L’IMPOSITION DE LA LOI 101 AU CÉGEP N’EST PAS JUSTIFIÉE

Note: le texte qui suit a été publié dans Le Devoir, d’hier 3 décembre. Je le reproduis ici pour ceux qui l’auraient manqué. Mon article a soulevé une quinzaine de réactions.

Il semble acquis que le gouvernement  Marois n’imposera pas au cégep le régime linguistique de la loi 101. Il renonce ainsi à un engagement pris par le dernier congrès du PQ.

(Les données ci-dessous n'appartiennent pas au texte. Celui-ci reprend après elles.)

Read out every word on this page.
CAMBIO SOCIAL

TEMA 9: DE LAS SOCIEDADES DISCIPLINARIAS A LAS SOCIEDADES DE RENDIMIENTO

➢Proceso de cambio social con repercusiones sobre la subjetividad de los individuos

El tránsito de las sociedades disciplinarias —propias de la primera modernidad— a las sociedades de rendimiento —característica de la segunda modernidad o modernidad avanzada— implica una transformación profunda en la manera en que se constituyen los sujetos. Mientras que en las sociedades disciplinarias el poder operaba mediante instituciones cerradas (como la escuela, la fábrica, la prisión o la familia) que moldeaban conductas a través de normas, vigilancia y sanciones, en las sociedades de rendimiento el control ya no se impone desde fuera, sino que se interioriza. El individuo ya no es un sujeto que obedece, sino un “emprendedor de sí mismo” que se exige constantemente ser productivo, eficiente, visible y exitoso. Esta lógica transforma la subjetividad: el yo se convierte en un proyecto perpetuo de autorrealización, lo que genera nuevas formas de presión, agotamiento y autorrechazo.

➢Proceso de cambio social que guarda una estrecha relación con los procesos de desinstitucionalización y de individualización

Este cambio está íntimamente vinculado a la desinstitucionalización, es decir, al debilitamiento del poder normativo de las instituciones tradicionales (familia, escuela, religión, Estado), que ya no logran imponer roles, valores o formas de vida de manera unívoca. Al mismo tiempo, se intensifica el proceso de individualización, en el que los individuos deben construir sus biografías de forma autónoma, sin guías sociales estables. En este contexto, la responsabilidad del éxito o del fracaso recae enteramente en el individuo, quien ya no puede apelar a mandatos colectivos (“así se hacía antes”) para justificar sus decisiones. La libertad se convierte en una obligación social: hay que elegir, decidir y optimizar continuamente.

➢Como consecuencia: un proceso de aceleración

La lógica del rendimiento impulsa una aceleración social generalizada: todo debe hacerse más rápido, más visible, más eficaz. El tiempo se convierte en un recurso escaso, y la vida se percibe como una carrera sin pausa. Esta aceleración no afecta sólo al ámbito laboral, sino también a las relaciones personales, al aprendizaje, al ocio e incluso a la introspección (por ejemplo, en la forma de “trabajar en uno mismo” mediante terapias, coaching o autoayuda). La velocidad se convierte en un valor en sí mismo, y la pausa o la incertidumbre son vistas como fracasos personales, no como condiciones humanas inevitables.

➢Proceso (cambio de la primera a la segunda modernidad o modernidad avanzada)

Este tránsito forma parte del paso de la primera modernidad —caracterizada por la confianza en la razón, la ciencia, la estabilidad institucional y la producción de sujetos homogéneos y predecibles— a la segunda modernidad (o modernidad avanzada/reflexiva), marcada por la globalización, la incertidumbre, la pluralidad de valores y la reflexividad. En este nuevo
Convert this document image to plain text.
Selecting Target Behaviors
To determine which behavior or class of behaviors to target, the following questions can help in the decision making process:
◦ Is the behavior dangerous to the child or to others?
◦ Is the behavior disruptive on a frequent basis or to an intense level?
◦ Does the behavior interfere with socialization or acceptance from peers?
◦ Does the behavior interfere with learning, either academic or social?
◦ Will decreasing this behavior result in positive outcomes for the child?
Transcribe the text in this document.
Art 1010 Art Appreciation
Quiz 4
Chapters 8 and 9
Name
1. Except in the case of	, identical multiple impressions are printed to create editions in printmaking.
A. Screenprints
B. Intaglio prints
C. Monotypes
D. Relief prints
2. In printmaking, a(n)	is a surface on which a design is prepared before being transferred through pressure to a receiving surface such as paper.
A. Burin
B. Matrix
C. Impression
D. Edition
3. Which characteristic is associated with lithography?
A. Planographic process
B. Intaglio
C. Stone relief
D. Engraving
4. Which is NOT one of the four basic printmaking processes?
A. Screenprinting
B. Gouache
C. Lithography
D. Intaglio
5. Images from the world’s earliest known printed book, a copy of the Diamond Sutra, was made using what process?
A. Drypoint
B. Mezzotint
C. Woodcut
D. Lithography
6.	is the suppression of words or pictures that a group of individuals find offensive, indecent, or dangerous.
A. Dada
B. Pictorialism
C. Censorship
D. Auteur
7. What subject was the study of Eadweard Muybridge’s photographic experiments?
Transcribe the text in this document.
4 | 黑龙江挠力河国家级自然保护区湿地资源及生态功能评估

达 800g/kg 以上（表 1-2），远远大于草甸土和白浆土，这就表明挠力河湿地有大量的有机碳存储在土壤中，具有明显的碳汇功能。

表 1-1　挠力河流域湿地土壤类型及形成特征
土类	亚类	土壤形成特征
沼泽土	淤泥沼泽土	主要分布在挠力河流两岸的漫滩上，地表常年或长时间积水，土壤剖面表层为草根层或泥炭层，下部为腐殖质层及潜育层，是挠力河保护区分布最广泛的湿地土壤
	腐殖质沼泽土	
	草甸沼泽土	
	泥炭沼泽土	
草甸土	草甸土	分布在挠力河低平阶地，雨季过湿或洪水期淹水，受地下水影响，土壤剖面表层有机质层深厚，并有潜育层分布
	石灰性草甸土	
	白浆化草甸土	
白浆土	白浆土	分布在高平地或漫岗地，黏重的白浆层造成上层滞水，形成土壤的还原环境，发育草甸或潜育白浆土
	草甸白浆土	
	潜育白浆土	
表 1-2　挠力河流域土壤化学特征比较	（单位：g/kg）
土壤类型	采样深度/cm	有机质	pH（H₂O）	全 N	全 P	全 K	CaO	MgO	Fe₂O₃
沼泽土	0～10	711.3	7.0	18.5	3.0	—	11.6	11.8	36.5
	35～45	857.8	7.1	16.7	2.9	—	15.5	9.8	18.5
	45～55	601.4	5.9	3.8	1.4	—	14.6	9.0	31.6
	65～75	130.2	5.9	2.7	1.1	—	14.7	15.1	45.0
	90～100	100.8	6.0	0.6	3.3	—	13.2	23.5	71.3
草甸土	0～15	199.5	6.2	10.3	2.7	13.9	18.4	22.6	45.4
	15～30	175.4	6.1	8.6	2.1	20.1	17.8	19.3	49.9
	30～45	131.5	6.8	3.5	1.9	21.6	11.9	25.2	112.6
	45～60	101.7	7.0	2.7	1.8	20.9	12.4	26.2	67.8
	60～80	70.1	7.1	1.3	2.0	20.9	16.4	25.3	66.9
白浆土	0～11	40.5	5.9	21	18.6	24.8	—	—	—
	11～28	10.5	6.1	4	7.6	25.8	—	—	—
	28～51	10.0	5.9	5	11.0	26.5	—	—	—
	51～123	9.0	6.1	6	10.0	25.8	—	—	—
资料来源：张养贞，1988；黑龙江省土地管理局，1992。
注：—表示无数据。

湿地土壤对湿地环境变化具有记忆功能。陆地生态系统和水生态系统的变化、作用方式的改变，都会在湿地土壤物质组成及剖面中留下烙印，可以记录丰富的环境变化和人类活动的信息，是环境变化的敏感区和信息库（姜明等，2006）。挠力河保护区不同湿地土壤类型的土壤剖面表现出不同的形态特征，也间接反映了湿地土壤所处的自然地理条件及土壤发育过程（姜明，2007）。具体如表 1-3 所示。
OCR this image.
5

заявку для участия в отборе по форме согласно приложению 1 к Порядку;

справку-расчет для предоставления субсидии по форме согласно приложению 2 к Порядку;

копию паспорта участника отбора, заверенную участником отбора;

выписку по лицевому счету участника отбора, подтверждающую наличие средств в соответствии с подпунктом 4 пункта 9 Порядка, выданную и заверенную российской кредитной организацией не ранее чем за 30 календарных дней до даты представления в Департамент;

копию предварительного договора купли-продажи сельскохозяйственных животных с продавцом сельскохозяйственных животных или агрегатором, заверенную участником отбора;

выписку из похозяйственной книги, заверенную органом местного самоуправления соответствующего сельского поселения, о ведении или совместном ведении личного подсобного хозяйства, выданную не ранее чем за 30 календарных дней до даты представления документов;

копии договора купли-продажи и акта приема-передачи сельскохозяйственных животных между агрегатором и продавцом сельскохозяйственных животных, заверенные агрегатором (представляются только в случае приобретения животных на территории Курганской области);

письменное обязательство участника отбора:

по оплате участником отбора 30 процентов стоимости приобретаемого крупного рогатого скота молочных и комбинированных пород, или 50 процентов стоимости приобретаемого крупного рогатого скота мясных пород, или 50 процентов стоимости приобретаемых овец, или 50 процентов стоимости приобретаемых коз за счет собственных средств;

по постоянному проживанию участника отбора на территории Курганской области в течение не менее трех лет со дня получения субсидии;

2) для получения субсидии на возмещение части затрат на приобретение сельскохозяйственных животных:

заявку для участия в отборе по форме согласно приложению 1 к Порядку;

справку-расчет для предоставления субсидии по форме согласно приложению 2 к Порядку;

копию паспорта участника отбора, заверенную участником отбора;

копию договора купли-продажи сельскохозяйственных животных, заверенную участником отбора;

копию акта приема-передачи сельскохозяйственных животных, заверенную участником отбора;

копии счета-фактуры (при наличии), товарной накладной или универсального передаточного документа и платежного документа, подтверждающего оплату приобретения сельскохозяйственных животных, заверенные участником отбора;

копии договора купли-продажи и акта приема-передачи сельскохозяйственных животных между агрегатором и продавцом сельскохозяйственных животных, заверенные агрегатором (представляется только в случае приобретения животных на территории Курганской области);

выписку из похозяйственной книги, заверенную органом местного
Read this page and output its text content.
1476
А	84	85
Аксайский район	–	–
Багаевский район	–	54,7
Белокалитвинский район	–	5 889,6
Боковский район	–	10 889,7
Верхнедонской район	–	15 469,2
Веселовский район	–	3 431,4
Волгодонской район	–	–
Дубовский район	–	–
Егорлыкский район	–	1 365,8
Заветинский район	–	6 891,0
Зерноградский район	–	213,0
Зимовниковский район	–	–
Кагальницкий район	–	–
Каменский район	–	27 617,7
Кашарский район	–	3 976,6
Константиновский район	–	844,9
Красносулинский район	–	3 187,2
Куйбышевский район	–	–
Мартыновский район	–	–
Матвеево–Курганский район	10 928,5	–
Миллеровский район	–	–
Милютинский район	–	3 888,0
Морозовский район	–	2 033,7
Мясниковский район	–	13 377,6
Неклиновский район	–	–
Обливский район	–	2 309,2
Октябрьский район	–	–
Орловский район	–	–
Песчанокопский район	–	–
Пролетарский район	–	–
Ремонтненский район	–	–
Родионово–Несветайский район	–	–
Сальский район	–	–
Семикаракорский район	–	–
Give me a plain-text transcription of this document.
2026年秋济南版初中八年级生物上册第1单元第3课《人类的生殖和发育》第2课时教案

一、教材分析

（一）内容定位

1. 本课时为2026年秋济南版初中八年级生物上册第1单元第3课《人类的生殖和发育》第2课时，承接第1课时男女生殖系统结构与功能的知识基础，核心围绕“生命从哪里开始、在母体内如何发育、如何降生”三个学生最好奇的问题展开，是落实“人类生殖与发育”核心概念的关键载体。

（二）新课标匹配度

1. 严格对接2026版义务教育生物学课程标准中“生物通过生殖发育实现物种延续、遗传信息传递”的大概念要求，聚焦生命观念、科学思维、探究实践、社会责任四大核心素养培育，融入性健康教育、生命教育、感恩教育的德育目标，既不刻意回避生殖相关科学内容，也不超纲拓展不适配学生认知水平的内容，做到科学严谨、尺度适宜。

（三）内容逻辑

D’un point de vue socio-linguistique, la situation qui a mené le PQ à prendre cet engagement soulève des questions. Ainsi, l’ex-député Pierre Curzi écrivait au printemps dernier :

« Le fait que 50 % des allophones fassent leurs études postsecondaires en anglais nous montre qu’il n’y a pas d’intérêt particulier pour la moitié d’entre eux à étudier dans un milieu francophone. Les francophones ne sont que 4,2 % à passer du secondaire français au collégial anglais, mais en chiffres absolus ils sont aussi nombreux que les allophones, soient plus de 1 500 ». On note un désir sans cesse croissant chez les francophones de faire leurs études postsecondaires en anglais. Au total, il y a entre de 3 000 et 3 500 étudiants qui passent du secondaire français au collégial anglais chaque année ».

C’est dire que chez les allophones, l’anglais et le français ont un pouvoir égal d’attraction alors que les francophones forment pourtant 80% de la population et que le français est la langue officielle du Québec. On peut y voir aussi cette volonté pérenne  chez les fils d’immigrants de maîtriser l’anglais et de prendre les moyens appropriés pour y parvenir. Avant la loi 101, ils ne s’intéresseraient qu’à cette langue. Il y a donc eu progrès, mais il n’est pas total, du moins aux yeux des militants péquistes.

Pourtant, imposer la loi 101 au cégep soulève de sérieuses difficultés. J’avais déjà fait connaître mes objections dans Le Devoir en 2000. » Je les résume brièvement.

D’abord, restreindre la liberté des citoyens suppose  la poursuite d’un but légitime. Pour l’heure, le but explicite de la  loi 101, selon son  préambule, est de faire du français la «  la langue de l’État et de la Loi aussi bien que la langue normale et habituelle du travail, de l’enseignement, des communications, du commerce et des affaires ». Bref, il s’agit de faire du français la langue commune des Québécois.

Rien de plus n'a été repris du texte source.